Praktik kefarmasian secara terbatas  dijelaskan dalam Undang-Undang Republik
Indonesia Nomor 29 Tahun 2004 Tentang Praktik Kedokteran, yaitu :
a. Menyimpan obat dalam jumlah dan jenis yang diizinkan. Ketentuan ini dimaksudkan
untuk memberikan kewenangan bagi dokter dan dokter gigi untuk menyimpan obat
selain obat suntik sebagai upaya untuk menyelamatkan pasien. Obat tersebut
diperoleh dokter atau dokter gigi dari apoteker yang memiliki izin untuk mengelola
apotek. Jumlah obat yang disediakan terbatas pada kebutuhan pelayanan.
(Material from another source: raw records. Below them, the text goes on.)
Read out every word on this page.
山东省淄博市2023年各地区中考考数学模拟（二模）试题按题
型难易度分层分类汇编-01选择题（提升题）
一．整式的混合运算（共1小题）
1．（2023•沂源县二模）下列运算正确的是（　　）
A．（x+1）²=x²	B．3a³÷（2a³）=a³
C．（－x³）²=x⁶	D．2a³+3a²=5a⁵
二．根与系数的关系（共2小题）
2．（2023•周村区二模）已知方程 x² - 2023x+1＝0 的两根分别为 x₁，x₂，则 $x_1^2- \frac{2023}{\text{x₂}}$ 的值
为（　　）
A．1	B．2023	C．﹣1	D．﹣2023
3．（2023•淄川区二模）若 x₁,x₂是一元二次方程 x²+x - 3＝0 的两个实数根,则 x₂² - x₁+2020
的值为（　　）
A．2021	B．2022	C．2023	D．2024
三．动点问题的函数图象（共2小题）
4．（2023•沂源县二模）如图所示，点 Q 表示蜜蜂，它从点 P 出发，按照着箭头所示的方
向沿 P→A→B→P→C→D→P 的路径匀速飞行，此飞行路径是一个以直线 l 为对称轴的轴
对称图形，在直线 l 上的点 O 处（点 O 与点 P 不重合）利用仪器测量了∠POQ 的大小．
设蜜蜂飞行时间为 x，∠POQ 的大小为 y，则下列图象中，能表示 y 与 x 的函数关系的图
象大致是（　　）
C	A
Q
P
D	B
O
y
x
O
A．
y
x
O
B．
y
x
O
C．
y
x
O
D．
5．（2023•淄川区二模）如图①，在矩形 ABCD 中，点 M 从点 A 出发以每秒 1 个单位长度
b. Meracik dan menyerahkan obat kepada pasien, bagi yang praktik di daerah terpencil
yang tidak ada apotek.
3. Hasil putusan judisiaal review yang diajukan oleh sejawat perawat, terkait pasal 108
Berdasarkan pasal 108 ayat (1) Undang-Undang Nomor 36 Tahun 2009 tentang
Kesehatan, dalam kondisi tidak tersedianya tenaga kefarmasian, maka tenaga kesehatan
tertentu seperti dokter, dokter gigi, perawat dan bidang dapat melakukan praktik
kefarmasian secara terbatas dalam keadaan darurat yang mengancam kesehatan dan
diperlukan tindakan medis segera untuk menyelamatkan nyawa pasien (Dibacakan pada
sidang MK tanggal 27 Juni 2011).
Jika para Pemohon melakukan praktik kefarmasian sebagaimana dalam
penjelasan Pasal 108, melebihi batas yang telah ditentukan, maka diancam dengan pidana
denda sebagaimana dimaksud Pasal 198 UndangUndang Nomor 36 Tahun 2009 tentang
Kesehatan menyatakan : Setiap orang yang tidak memiliki keahlian dan kewenangan
untuk melakukan praktik kefarmasian sebagaimana dimaksud dalam pasal 108 dipidana
denda paling banyak Rp.100.000.000,00,- (seratus juta rupiah).